While the act doesn’t provide additional powers to judges, it gives guidelines for judges to use within custody disputes where a petition has been presented for a possible child abduction, Sikorski said.
According to a press release issued by Corman’s office, “more than three out of four cases of missing children involve abduction by a family member — usually a parent.”
Attorney Alyssa Knisely, from Shaffer & Engle Law Offices LLC in Harrisburg,said abduction may involve a parent removing the child from the legal custodial parent and failing to return him or her. This includes situations where a parent takes the child abroad, she said.
Knisely, who currently practices family law, also pointed to increasing national immigration rates as a contributor to parental abductions.
“Some other reasons [for abduction] may potentially include filing for child support [and] getting a one-up on the other parent for purposes of a divorce,” she said.
The act further allows for “interstate cooperation and federal notification” in case of a child abduction, as well as methods to locate families at risk for an abduction, according to the release.

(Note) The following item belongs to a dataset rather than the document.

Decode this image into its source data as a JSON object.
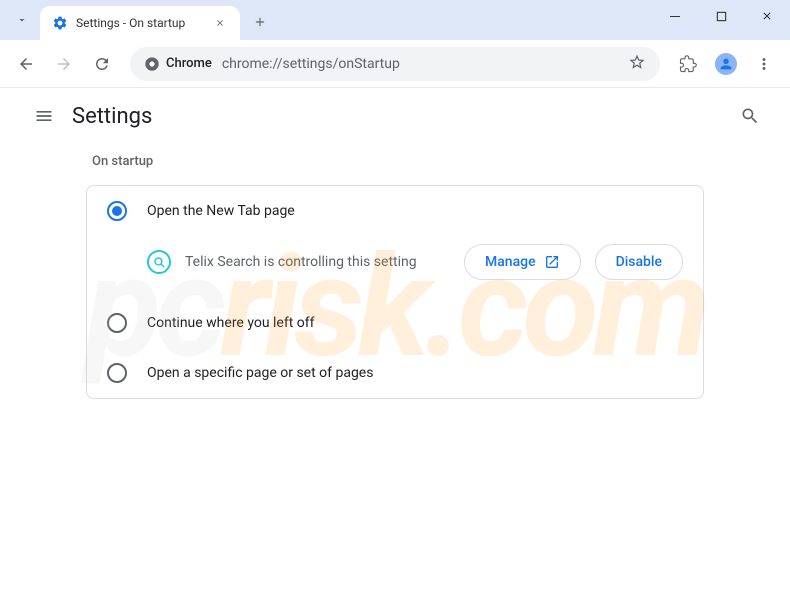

Without such guidelines, there are multiple potential hurdles related to custody proceedings, Knisely said.
Sikorski said the bill is currently in the House Judiciary Committee. If it goes through, it will next be delivered to the House of Appropriations before moving to the floor for full vote and ultimately reaching the governor’s desk, he said.
Addressing how tumultuous custody battles may weigh on children, Lisa Kopp, Penn State assistant professor of human development, wrote in an email that parents represent a gating mechanism to the outside world, at least when children are young.
“Stressors like legal battles, relationship dissatisfaction, job stress and financial stress affect children proportional to how much the parent lets the stress ‘leak through,’” she wrote.